![]() |
| Proses pendampingan penyelesaian perkara melalui mekanisme RJ di lingkungan Kejaksaan Negeri Kabupaten Malang. (Foto: Dok/Ist). |
Selama menjalani program magang, mahasiswa terlibat dalam berbagai kegiatan pendukung, mulai dari pengelolaan berkas perkara, penyusunan administrasi, hingga membantu proses dokumentasi dan pelaporan perkara yang memenuhi syarat untuk diselesaikan melalui pendekatan Restorative Justice. Melalui kegiatan tersebut, mahasiswa memperoleh pemahaman mendalam mengenai upaya penyelesaian perkara yang mengedepankan pemulihan hubungan antara pelaku, korban, dan masyarakat.
Pendekatan Restorative Justice sendiri merupakan mekanisme penyelesaian perkara pidana yang berfokus pada pemulihan keadaan semula serta tercapainya perdamaian antara pihak yang berkonflik. Dalam pelaksanaannya, jaksa memfasilitasi proses dialog dan musyawarah untuk mencapai kesepakatan yang adil bagi seluruh pihak.
Salah satu mahasiswa magang mengungkapkan bahwa keterlibatannya dalam proses Restorative Justice memberikan pengalaman berharga yang tidak diperoleh di ruang perkuliahan.
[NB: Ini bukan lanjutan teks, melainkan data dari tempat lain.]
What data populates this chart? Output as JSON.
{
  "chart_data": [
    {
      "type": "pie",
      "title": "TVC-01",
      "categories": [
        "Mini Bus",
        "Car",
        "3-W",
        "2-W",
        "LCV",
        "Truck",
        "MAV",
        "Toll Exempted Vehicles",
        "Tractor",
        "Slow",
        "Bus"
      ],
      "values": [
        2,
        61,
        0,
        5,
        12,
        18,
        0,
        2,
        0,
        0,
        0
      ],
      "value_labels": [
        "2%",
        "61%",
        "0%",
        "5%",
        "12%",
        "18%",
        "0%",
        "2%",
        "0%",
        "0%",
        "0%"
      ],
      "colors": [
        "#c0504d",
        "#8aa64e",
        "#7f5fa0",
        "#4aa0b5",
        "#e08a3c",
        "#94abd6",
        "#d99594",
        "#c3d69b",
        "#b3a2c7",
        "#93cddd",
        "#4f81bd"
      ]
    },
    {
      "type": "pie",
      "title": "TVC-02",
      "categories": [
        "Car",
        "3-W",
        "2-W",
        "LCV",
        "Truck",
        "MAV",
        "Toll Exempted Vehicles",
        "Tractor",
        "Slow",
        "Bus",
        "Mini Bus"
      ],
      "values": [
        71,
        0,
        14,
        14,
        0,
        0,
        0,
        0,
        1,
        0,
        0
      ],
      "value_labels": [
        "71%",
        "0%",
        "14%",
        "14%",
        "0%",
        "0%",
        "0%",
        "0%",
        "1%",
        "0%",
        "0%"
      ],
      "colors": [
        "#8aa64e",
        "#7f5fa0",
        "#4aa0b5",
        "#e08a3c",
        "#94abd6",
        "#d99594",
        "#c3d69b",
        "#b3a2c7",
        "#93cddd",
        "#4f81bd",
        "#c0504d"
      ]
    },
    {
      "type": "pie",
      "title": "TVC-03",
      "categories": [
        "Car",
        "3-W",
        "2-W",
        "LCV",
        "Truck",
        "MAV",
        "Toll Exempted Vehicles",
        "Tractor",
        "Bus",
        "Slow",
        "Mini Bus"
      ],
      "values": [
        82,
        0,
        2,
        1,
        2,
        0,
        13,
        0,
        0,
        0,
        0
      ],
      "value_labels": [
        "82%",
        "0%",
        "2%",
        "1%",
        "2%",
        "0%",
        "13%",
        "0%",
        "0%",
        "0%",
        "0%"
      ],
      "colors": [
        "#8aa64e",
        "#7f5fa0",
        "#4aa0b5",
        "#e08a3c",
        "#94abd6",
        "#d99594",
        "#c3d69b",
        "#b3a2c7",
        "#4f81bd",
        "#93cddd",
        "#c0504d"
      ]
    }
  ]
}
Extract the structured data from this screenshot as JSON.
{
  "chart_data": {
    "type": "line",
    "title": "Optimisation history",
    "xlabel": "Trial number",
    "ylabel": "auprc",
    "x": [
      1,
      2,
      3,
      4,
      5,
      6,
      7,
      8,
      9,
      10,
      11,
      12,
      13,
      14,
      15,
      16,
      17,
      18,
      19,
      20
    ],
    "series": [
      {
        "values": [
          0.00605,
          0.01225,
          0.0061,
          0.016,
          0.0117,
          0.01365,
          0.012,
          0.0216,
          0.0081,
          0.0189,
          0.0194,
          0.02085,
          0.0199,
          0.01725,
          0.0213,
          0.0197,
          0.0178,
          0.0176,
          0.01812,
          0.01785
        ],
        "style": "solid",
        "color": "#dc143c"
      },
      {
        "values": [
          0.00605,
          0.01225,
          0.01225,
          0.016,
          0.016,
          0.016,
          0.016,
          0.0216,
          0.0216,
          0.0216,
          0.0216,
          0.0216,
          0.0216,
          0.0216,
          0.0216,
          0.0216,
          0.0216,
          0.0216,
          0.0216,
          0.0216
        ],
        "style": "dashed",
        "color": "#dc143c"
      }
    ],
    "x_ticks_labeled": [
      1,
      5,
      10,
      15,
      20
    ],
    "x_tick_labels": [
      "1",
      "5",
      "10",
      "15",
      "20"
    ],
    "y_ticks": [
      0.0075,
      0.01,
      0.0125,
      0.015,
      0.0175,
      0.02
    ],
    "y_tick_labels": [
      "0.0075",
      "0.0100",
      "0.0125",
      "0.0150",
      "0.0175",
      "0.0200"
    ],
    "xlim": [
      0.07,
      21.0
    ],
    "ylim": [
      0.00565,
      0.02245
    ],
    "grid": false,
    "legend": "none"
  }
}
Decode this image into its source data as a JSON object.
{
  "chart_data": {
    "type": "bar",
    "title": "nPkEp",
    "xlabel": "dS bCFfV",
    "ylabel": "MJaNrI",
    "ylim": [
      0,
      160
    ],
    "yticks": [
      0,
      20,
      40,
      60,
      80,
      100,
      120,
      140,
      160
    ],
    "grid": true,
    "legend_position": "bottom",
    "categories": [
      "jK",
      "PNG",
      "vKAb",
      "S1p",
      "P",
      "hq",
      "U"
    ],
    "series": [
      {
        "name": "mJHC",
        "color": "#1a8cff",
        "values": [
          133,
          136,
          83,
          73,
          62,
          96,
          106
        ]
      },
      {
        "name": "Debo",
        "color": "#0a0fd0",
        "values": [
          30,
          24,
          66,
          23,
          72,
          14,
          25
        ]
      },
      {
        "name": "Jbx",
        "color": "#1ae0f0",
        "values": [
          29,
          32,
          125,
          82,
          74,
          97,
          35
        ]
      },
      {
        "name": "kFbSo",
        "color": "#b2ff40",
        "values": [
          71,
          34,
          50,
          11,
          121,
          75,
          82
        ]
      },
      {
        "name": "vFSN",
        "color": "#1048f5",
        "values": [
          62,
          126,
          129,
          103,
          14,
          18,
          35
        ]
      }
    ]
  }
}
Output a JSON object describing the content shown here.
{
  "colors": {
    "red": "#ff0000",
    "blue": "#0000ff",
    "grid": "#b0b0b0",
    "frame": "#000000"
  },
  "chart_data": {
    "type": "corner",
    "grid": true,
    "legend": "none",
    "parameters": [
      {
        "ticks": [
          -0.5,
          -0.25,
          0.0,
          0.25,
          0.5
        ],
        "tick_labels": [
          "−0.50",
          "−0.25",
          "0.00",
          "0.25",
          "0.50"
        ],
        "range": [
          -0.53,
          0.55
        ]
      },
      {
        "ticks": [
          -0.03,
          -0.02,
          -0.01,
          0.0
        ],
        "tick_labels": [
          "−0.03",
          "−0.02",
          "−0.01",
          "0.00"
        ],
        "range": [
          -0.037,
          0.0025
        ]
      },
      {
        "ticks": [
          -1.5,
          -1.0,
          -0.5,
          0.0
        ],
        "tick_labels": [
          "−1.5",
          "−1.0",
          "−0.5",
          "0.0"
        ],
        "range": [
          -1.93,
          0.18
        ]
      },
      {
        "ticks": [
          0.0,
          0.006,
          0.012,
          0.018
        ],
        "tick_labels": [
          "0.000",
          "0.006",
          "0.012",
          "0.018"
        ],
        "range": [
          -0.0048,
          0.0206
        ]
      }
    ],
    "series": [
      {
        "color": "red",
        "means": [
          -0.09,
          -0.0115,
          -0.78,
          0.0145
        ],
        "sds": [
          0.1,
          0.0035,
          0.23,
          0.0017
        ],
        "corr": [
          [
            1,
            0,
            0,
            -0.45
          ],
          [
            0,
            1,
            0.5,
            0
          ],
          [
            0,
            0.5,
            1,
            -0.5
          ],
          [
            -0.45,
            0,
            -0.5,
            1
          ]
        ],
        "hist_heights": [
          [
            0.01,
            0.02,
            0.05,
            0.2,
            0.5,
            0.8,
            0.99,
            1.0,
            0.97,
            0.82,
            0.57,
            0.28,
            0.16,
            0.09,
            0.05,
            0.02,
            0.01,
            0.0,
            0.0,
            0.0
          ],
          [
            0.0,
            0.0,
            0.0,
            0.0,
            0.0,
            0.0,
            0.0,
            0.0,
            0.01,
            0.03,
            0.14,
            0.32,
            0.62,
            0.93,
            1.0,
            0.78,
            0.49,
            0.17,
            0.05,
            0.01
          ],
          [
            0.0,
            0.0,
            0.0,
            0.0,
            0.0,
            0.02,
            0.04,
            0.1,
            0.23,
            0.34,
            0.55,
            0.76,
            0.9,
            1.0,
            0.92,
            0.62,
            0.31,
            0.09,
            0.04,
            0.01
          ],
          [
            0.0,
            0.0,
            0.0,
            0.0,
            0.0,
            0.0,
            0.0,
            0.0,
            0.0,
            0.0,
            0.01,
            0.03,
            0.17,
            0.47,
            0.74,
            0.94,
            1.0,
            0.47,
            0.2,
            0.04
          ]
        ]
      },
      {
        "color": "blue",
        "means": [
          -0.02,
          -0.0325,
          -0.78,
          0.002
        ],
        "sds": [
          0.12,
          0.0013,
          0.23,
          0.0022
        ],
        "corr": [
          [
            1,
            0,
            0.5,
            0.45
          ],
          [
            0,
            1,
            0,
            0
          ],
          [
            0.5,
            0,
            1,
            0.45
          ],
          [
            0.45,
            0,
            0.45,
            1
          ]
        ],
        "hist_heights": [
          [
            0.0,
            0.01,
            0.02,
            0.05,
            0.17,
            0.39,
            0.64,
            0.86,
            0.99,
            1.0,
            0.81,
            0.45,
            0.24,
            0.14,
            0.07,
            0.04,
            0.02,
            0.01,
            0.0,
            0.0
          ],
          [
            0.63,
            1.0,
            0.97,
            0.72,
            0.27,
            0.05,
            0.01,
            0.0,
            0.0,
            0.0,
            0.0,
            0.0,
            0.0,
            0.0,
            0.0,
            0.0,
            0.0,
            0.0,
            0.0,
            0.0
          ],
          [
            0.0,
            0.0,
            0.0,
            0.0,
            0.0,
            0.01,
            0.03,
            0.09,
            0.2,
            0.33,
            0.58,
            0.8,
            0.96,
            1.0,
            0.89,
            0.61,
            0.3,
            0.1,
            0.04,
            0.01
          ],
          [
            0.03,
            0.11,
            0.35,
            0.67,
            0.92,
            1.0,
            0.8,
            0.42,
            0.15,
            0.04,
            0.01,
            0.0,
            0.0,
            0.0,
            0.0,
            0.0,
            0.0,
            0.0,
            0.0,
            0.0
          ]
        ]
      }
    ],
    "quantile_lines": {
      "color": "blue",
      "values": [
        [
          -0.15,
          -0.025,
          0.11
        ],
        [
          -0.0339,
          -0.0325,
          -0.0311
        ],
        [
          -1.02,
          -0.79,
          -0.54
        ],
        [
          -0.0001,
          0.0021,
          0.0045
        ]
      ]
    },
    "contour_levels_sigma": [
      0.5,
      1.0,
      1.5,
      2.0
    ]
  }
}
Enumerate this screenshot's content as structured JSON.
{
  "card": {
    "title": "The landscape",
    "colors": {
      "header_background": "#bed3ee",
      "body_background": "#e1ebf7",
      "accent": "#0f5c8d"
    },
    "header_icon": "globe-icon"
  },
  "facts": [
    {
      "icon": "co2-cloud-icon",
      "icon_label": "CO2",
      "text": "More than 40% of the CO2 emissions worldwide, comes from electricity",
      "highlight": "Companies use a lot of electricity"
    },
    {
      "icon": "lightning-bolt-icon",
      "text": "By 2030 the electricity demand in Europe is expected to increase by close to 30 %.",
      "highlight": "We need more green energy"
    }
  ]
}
Menurutnya, penyelesaian perkara melalui RJ menunjukkan bahwa penegakan hukum tidak selalu berakhir pada pemidanaan, tetapi juga dapat mengedepankan nilai kemanusiaan, keadilan, dan kemanfaatan hukum.
Pihak Kejaksaan menyambut baik partisipasi mahasiswa magang dalam kegiatan tersebut. Kehadiran mahasiswa dinilai mampu membantu kelancaran administrasi perkara sekaligus menjadi sarana pembelajaran bagi calon sarjana hukum untuk memahami tugas dan fungsi kejaksaan secara langsung.
Melalui program magang ini, diharapkan mahasiswa dapat mengembangkan kompetensi profesional, meningkatkan pemahaman terhadap praktik hukum, serta menumbuhkan kesadaran akan pentingnya penyelesaian perkara yang berorientasi pada keadilan restoratif. Selain itu, pengalaman tersebut menjadi bekal berharga bagi mahasiswa dalam memasuki dunia kerja dan pengabdian di bidang hukum pada masa mendatang.